SALOMON MALKA – Au fond une histoire sainte ?
CHARLES MOPSIK – Si on entend par saint ce qui est fait avec le nom divin, avec le tétragramme.
SALOMON MALKA – Je dois avouer que je n'ai jamais approché le Zohar dans le texte. J'en ai fait la découverte avec vous. Et il y a quelque chose qui me frappe. Les commentaires se font souvent en marchant, ils ponctuent la marche et le texte le signale. Cet homme sur son âne qui suit Rabbi Eléazar et Rabbi Akiba et qui leur dit  : " Ne demandez pas qui je suis, marchons ensemble et employons-nous à étudier la Torah. Chacun énoncera des paroles de sagesse pour éclairer le chemin." Comme s'il y avait là la volonté de recouvrir l'espace par le texte ?
CHARLES MOPSIK – Vous me donnez l'occasion d'illustrer ce que nous venons de dire sur l'histoire et la manière de penser l'histoire des textes hébraïques. Dans un livre paru récemment chez Hachette " Les juifs à la fin du Moyen Âge" de Maurice Kriegel, l'auteur évoque l'atmosphère du Zohar et dit : Voilà une manière d'imiter ce qui se passait chez les Franciscains. Il y a une espèce de pastorale, cela se passe dans les champs, on marche etc.… Voilà ce que j'appelle proprement et très précisément une réduction de l'histoire en ce qu'elle est histoire, c'est à dire trace de la vie des hommes et pas simplement registre muet de ce que le temps a aboli. Ce à quoi vous faites allusion est extrêmement important parce que c'est ce qui fait l'originalité propre de la Cabale par rapport au Talmud par exemple. Un texte du "Tikouné ha-Zohar" contient un commentaire sur une phrase du Deutéronome (22:10) : " Quand tu rencontreras un nid d'oiseaux, tu renverras la mère et tu garderas les petits". La mère, c'est évidemment la Chekhina. Et le renvoi de la mère désigne la destruction du Temple. La dispersion. L'exil. La Chekhina en exil va errant comme un oiseau erre de toit en toit. Et le Tikouné ha-Zohar ajoute : " Puisque la Chekhina est en exil, il faut errer avec elle. On ne peut pas construire en dur mais accompagner la Chekhina dans son errance. D'où le thème de la marche dans le texte. D'où le thème aussi des auberges. Très souvent dans le Zohar, les rabbis se rencontrent dans les auberges. Parce que c'est là que la Chekhina se trouve. Et c'est un "là" qui est décalé par rapport à des racines, par rapport à un enracinement. Réduire cela à des influences de la pastorale des Franciscains ne me paraît pas très enrichissant. Il y a en même temps une référence historique mais on perd le sens, la signification.

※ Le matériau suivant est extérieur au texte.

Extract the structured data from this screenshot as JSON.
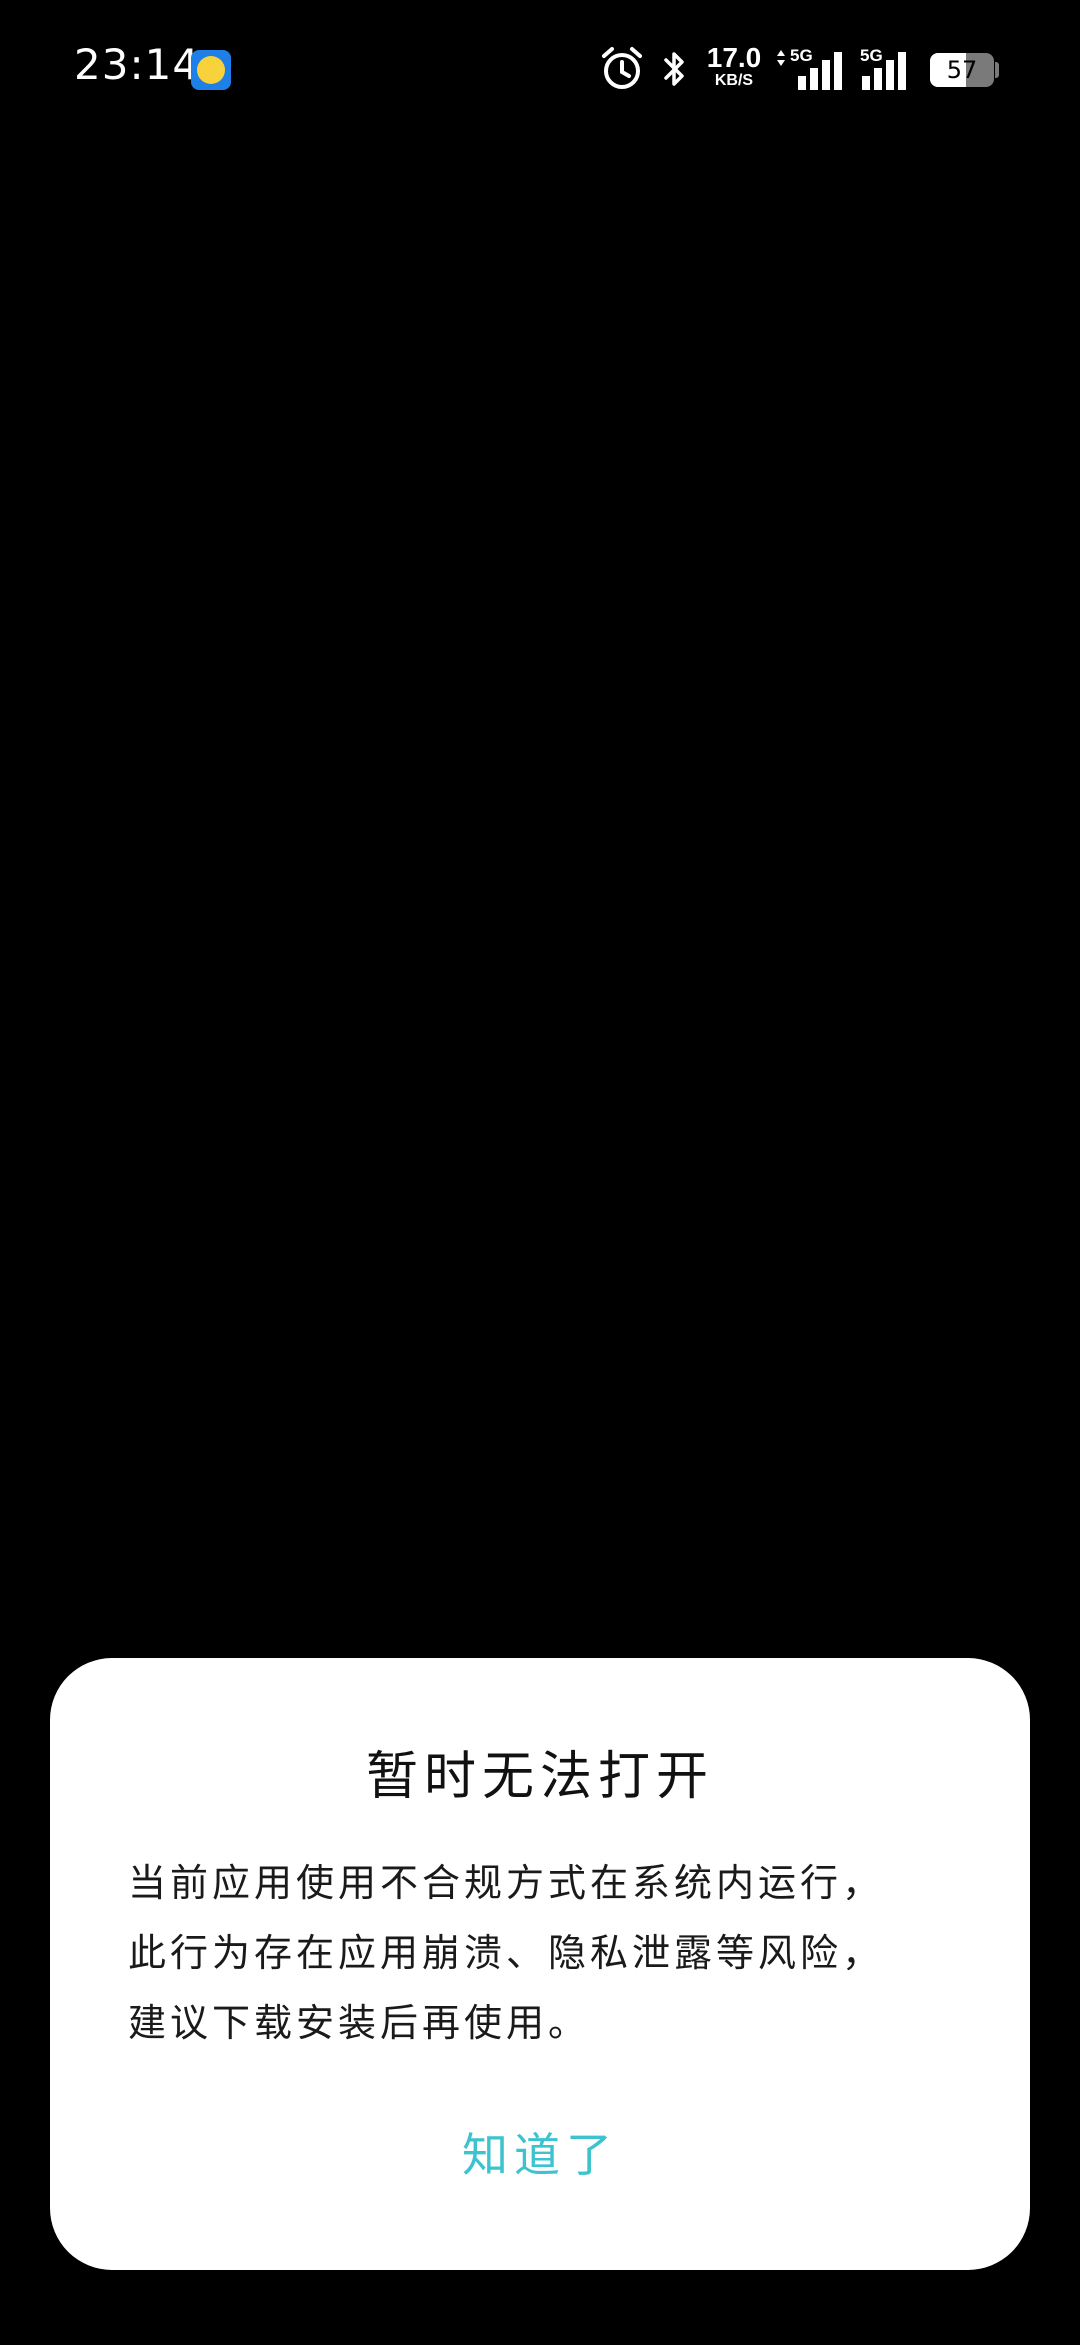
{
  "status_bar": {
    "time": "23:14",
    "notification_app_icon": "yellow-chick-app-icon",
    "icons": [
      "alarm-icon",
      "bluetooth-icon"
    ],
    "network_speed": "17.0",
    "network_speed_unit": "KB/S",
    "sim1_network": "5G",
    "sim2_network": "5G",
    "battery_level": "57"
  },
  "dialog": {
    "title": "暂时无法打开",
    "message_lines": [
      "当前应用使用不合规方式在系统内运行，",
      "此行为存在应用崩溃、隐私泄露等风险，",
      "建议下载安装后再使用。"
    ],
    "ok_label": "知道了",
    "ok_color": "#3cc3cf"
  }
}
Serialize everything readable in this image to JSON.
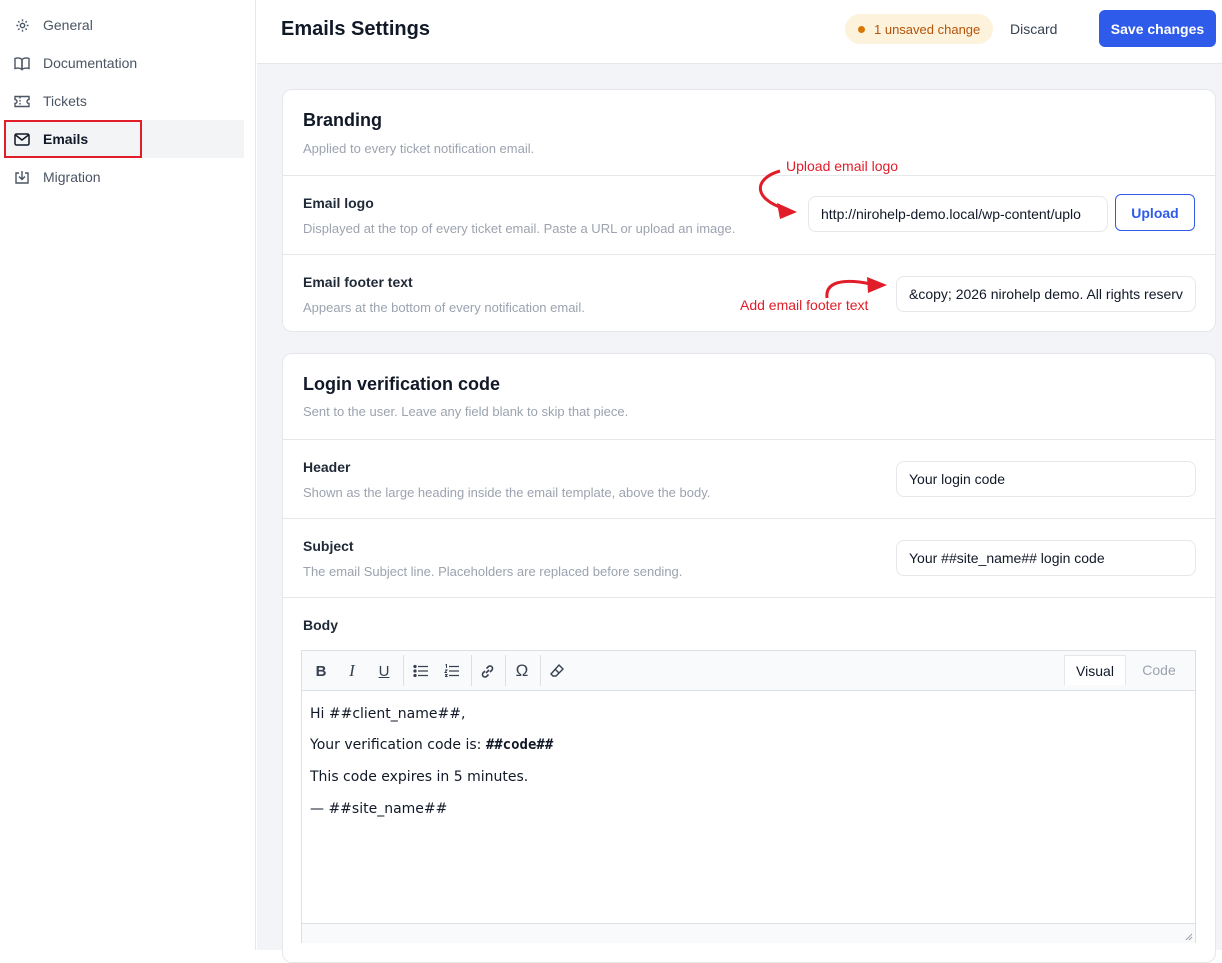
{
  "sidebar": {
    "items": [
      {
        "label": "General",
        "icon": "gear-icon"
      },
      {
        "label": "Documentation",
        "icon": "book-icon"
      },
      {
        "label": "Tickets",
        "icon": "ticket-icon"
      },
      {
        "label": "Emails",
        "icon": "mail-icon",
        "active": true
      },
      {
        "label": "Migration",
        "icon": "download-icon"
      }
    ]
  },
  "header": {
    "title": "Emails Settings",
    "unsaved_badge": "1 unsaved change",
    "discard_label": "Discard",
    "save_label": "Save changes"
  },
  "branding": {
    "title": "Branding",
    "subtitle": "Applied to every ticket notification email.",
    "email_logo": {
      "label": "Email logo",
      "help": "Displayed at the top of every ticket email. Paste a URL or upload an image.",
      "value": "http://nirohelp-demo.local/wp-content/uplo",
      "upload_label": "Upload"
    },
    "footer_text": {
      "label": "Email footer text",
      "help": "Appears at the bottom of every notification email.",
      "value": "&copy; 2026 nirohelp demo. All rights reserv"
    }
  },
  "annotations": {
    "upload_logo": "Upload email logo",
    "add_footer": "Add email footer text"
  },
  "login_code": {
    "title": "Login verification code",
    "subtitle": "Sent to the user. Leave any field blank to skip that piece.",
    "header_field": {
      "label": "Header",
      "help": "Shown as the large heading inside the email template, above the body.",
      "value": "Your login code"
    },
    "subject_field": {
      "label": "Subject",
      "help": "The email Subject line. Placeholders are replaced before sending.",
      "value": "Your ##site_name## login code"
    },
    "body": {
      "label": "Body",
      "tab_visual": "Visual",
      "tab_code": "Code",
      "line1": "Hi ##client_name##,",
      "line2_prefix": "Your verification code is: ",
      "line2_code": "##code##",
      "line3": "This code expires in 5 minutes.",
      "line4": "— ##site_name##"
    }
  },
  "colors": {
    "accent": "#2f5bea",
    "annotation_red": "#e11d2a",
    "badge_bg": "#fdf2dc",
    "badge_text": "#b45309"
  }
}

SALOMON MALKA – Quelle vous paraît être pour finir, l'actualité du Zohar ? En quoi ce texte vous parle aujourd'hui ?
CHARLES MOPSIK – C'est un texte qui parle justement et il faut le lire pour s'en apercevoir. Voilà un texte qui, bien qu'écrit il y a longtemps – ne cherchons pas à savoir quand, peu importe – enrichi d'une centaine de commentaires abondants, traduit en français, j'espère pas trop mal – arrive à parler. Qu'un texte puisse parler, c'est déjà assez rare. On n'attend plus d'une parole aujourd'hui que d'être l'expression de quelqu'un, d'une idéologie, d'un système, d'une vie. Mais là, au lieu d'être l'expression de quelque chose derrière elle, la parole parle elle-même. Il faut d'abord s'en étonner. Ne pas chercher à savoir de quoi elle parle, mais la laisser parler sans l'interrompre. Je crois que l'actualité du Zohar, on peut le dire de cette manière, c'est un livre qui rend actuelle la parole. Je ne dis pas la discussion, le bavardage, la causerie, mais la parole dans sa Noblesse. Au minimum, c'est un livre qui rend à la parole une éminence qu'elle a à peu près perdue. Je crois qu'il ne faut pas chercher dans le Zohar une doctrine systématique mais plutôt il faut y voir ce qui va, je crois, doucement réconcilier les juifs avec leurs livres. Je dirais particulièrement, pour replacer les choses dans leur contexte : que les juifs français puissent lire des livres de la tradition hébraïque et araméenne en français c'est à dire dans leur langue, c'est peut-être ce qui va rendre plus signifiant, moins contingent le fait d'être juifs et français. Maintenir les livres de la tradition en réserve, en attente dans la langue hébraïque sans aucune incursion dans la langue française, c'est faire en sorte qu'au bout d'un certain temps, les juifs français s'en éloignent et les considèrent comme illisibles. Pas seulement parce qu'ils sont écrits en hébreu dans le texte, mais parce qu'ils baignent dans un paysage linguistique extrêmement lointain. Le fait de rapprocher le français de l'hébreu et l'hébreu du français rapproche par le même mouvement les juifs de leur histoire présente.